Deficient repair of potentially lethal damage in actively growing ataxia telangiectasia cells.

The repair of potentially lethal damage after X rays was studied in exponentially growing normal and ataxia telangiectasia (A-T) strains of human fibroblasts. X-ray killing of all normal strains from six healthy persons was enhanced when cells were treated with treated with hypertonic phosphate-buffered saline immediately after irradiation. This treatment is not toxic to unirradiated cells and demonstrates that ordinarily these cells repair potentially lethal damage. The potentially lethal damage in normal cells is repaired within 1 hr. These data with normal human fibroblasts are similar to and consistent with those obtained with V79 Chinese hamster cells [H. Utsumi and M. M. Elkind, Radiat. Res. 77, 346-360 (1979)]. In contrast, all A-T strains from four A-T patients were completely deficient in their ability to repair potentially lethal damage. Treatment with a hypertonic solution after X irradiation is known to increase the frequency of chromosomal aberrations and to enhance cell killing, as though hypertonicity had induced the A-T state in normal cells.

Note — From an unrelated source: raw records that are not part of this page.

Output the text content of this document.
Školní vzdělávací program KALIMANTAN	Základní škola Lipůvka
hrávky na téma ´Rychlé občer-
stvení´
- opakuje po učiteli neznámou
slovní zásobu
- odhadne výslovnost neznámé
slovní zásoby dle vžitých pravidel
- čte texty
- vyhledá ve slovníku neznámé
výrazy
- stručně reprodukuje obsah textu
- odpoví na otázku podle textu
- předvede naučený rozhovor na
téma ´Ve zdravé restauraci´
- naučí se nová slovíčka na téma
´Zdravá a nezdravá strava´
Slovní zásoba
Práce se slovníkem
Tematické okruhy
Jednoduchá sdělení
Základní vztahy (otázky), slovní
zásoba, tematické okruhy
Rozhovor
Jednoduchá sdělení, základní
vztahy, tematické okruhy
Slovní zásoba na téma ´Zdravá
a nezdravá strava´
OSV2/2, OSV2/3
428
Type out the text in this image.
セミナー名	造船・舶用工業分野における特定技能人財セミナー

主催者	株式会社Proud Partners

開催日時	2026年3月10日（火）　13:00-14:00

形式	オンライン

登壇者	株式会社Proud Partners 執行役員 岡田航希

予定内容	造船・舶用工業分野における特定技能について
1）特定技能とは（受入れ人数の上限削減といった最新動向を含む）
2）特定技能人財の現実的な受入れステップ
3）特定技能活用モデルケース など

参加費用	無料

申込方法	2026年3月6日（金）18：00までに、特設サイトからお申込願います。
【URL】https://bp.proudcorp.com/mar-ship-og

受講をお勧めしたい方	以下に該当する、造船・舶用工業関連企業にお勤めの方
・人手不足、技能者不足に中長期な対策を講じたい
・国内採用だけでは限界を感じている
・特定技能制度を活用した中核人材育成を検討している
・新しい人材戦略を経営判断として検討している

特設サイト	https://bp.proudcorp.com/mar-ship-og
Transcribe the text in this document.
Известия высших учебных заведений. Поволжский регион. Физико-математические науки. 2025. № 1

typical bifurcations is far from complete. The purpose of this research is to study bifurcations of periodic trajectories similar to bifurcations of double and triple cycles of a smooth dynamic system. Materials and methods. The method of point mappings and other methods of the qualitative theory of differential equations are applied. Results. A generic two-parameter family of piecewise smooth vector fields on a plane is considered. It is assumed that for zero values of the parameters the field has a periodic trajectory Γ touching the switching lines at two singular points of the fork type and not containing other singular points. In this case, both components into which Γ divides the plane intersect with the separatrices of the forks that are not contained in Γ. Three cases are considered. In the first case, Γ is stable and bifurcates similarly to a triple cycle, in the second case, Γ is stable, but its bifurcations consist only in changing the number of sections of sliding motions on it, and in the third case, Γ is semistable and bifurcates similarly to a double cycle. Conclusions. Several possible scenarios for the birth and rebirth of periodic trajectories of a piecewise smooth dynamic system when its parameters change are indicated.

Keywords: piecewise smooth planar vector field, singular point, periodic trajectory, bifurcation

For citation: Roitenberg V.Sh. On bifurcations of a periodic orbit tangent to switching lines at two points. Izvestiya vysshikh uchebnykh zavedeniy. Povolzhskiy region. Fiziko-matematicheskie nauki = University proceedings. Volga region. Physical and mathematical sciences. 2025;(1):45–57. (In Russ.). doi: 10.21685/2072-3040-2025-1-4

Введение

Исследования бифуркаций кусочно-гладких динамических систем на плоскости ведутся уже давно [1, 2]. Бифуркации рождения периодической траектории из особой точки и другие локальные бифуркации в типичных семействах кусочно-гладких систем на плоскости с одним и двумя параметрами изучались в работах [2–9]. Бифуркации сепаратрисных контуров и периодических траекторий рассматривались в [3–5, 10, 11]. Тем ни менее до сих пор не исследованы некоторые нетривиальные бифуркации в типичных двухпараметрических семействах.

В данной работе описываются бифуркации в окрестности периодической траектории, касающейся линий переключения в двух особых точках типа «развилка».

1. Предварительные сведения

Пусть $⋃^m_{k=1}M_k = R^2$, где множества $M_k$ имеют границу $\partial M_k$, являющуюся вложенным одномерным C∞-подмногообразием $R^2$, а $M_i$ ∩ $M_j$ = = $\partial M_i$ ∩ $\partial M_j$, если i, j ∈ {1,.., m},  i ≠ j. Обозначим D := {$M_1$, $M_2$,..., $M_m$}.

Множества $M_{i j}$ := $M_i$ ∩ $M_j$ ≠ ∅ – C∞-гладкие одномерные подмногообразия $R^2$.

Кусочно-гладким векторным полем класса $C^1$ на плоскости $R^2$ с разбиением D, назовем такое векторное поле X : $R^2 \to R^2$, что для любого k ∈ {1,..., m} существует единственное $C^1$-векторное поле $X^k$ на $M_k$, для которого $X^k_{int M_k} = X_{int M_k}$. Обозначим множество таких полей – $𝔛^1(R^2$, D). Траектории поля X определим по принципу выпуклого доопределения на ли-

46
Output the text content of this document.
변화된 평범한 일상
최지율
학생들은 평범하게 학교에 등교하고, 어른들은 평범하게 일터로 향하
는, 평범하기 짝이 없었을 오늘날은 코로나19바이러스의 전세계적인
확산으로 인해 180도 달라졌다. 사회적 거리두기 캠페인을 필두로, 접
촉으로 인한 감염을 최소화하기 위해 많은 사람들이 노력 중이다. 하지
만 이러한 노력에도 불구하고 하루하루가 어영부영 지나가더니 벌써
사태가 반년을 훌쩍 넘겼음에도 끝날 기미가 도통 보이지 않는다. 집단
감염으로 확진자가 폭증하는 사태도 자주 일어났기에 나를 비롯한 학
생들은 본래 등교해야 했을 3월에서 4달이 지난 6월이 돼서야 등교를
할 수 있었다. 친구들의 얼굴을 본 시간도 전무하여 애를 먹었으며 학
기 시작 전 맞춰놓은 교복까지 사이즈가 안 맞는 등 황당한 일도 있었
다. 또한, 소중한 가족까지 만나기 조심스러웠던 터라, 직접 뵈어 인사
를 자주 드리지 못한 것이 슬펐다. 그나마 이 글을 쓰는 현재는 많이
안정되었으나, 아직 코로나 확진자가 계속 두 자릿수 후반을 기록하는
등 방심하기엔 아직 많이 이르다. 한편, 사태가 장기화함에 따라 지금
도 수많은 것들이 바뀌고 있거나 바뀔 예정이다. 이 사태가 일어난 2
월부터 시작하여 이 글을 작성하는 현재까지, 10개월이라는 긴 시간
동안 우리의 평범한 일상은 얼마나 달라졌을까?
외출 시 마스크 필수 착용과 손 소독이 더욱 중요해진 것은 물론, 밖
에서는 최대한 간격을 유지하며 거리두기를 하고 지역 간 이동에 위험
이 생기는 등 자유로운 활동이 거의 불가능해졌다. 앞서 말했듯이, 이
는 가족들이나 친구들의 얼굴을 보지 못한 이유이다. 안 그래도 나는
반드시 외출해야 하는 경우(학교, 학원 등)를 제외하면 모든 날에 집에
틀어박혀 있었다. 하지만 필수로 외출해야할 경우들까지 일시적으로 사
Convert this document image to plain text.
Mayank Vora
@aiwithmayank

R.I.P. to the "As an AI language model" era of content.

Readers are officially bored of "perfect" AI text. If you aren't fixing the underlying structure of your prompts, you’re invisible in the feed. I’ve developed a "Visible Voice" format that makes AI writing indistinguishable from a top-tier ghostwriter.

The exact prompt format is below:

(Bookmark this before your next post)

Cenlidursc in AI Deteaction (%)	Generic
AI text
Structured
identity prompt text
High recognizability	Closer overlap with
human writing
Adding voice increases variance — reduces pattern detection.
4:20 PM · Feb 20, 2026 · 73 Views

Recently, the effects of hypertonicity on DNA synthesis in X-irradiated normal and A-T cells were reported to be similar [R.B. Painter and B.R. Young, Radiat. Res. 92, 552-559 (1982)]. These results support the inference that the increased radiosensitivity of A-T cells can be attributed to some defect in the repair of DNA damage rather than abnormal DNA synthesis following irradiation.